Они сидели на кухне. Колосов ужинал, а она подливала ему кофе и говорила, говорила.
— На что, интересно, живут эти братья Жуковы? — спросил Никита задумчиво. — Родителям, пусть они там трижды герои-полярники, сейчас ведь не платят ни черта. А тут здоровый лоб-сын баклуши бьет, мотоцикл у него из самых дорогих… Как тебе этот малец сказал?
— Гуляй, пока молодой, а то в Чечне — секир башка, — сообщила Катя.
— М-да-а… И любовница у него есть?
— Утверждает, — Катя улыбнулась. — Я вон в одиннадцать лет в классики и в ляги прыгала во дворе и ни о чем таком ни сном ни духом. В аистов с капустой верила.
— Ты была послушной девочкой из хорошей семьи, — одобрительно заметил Никита. — Милый домашний ребенок. А я… нет, я тоже в особых сорвиголовах не числился. Так, все в норме, обычный пацан. А с девчонками баловаться лет этак с тринадцати начал. Но все тоже вполне цивильно. Девочка, к которой я питал светлые чувства в десятом классе, на тебя была похожа… А Кеша этот, да заливает он в оба уха! Что он, шкет, сейчас может-то?
Катя только вздохнула и подумала про себя: «Акселераты — они сейчас не только на язык бойкие».
— Говорят, те, у кого нет своих детей, никогда не поймут чужих, — заметила она. — У меня нет вот, а у тебя есть дети?
Колосов улыбнулся.
— По всем официальным данным, вроде нет, а там… ну, ведь никогда нельзя быть уверенным до конца в столь деликатном вопросе.

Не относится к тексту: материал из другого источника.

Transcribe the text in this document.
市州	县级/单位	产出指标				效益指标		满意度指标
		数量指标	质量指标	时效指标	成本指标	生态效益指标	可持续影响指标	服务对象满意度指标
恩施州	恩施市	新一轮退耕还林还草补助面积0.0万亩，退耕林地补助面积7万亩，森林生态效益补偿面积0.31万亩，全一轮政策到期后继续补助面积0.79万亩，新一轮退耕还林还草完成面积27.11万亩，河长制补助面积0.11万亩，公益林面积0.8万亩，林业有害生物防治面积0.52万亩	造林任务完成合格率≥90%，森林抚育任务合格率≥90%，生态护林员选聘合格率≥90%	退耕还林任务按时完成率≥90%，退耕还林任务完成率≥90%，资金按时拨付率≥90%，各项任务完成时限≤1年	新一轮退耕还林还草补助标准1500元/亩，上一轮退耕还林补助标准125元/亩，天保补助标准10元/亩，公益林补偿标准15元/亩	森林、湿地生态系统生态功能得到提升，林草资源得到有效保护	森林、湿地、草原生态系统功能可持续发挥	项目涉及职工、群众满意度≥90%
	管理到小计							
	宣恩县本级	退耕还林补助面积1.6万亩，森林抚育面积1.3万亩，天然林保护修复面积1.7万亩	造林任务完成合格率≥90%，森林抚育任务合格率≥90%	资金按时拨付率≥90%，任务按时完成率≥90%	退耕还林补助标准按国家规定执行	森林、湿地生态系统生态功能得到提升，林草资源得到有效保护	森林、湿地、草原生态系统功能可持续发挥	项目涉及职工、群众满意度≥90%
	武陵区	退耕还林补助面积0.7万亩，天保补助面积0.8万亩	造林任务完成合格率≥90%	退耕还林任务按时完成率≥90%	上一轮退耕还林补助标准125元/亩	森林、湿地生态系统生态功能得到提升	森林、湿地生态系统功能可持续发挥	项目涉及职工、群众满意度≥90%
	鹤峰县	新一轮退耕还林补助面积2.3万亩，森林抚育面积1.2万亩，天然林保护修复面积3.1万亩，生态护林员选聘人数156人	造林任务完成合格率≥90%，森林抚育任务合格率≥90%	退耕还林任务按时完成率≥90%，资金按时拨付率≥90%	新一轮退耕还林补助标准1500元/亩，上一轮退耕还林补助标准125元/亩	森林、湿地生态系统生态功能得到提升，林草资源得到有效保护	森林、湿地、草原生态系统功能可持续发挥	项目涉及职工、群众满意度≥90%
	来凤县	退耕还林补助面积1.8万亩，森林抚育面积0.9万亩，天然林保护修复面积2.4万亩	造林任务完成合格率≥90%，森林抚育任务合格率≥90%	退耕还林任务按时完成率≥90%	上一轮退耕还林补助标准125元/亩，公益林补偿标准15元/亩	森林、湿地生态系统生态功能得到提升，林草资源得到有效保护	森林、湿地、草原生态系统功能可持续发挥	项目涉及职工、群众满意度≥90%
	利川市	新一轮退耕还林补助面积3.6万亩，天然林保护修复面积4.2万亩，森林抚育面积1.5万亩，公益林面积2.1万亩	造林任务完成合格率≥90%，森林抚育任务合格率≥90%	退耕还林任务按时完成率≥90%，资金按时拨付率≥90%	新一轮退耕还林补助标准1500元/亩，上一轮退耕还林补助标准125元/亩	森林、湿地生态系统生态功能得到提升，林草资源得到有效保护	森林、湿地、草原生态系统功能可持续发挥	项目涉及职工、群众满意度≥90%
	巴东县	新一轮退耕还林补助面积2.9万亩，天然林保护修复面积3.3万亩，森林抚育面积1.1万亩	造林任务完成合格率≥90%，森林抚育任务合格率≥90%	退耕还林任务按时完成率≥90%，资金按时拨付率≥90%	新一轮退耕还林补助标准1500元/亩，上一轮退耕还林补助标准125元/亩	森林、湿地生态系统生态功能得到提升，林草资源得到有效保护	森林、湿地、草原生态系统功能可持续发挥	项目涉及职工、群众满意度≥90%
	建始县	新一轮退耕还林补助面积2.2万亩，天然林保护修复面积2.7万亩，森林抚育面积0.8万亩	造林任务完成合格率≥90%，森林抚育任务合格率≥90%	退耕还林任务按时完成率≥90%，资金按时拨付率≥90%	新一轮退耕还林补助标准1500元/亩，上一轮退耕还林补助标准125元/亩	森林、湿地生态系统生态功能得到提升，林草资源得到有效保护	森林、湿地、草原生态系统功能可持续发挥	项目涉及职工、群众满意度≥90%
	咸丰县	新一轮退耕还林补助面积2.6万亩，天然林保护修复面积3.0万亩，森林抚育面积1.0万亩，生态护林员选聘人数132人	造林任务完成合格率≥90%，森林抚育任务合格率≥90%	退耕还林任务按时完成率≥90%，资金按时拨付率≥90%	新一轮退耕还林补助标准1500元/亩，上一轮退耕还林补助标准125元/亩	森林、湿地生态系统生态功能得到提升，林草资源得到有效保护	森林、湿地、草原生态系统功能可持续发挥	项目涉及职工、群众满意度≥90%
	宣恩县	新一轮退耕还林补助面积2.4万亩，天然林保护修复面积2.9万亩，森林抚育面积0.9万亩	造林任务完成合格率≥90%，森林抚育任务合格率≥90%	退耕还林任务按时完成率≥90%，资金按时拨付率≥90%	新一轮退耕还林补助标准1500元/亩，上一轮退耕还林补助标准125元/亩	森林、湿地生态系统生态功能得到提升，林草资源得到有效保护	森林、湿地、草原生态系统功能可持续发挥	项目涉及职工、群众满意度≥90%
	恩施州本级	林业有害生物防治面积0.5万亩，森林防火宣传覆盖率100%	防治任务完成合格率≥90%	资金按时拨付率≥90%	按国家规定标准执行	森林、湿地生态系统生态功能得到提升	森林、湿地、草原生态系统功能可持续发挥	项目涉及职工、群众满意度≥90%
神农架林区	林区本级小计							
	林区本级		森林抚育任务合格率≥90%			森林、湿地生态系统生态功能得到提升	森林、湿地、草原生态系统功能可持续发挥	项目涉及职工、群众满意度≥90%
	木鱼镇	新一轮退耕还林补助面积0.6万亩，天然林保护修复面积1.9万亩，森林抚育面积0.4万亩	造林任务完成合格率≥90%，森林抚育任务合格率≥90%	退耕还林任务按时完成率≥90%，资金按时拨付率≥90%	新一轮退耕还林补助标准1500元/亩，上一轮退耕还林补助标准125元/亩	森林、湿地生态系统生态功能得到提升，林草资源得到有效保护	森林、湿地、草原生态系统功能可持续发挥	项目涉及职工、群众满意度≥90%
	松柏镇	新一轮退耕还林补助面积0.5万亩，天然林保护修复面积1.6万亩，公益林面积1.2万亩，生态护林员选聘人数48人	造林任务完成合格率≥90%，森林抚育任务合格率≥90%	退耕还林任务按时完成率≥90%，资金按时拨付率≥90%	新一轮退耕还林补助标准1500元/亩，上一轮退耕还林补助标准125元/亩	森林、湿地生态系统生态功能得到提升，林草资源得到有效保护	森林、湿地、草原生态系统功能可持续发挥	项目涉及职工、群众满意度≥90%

Катя старательно изучала кружевной узор на скатерти. Нет, дружочек, здесь ты совсем иной, совсем…
— Словом, творится там что-то у Сашки под самым носом, — продолжал Никита. — Стая, байкеры. Свободный Народ. По «Маугли» это вроде волки, да? Волки и волчата. Еще зоосад, мало мне одного! А Сергеев мне, между прочим, только о задержанном доложил, об этом Синеухове. А про остальное промолчал.
— А про остальное он сам пока еще не знает. Мы к этому мальчишке с Ирой Гречко ходили.
— Знаю ее, хороший следователь.
— Она моя лучшая подруга, — похвасталась Катя. Никита снова одобрительно кивнул и аппетитно захрустел поджаренным гренком.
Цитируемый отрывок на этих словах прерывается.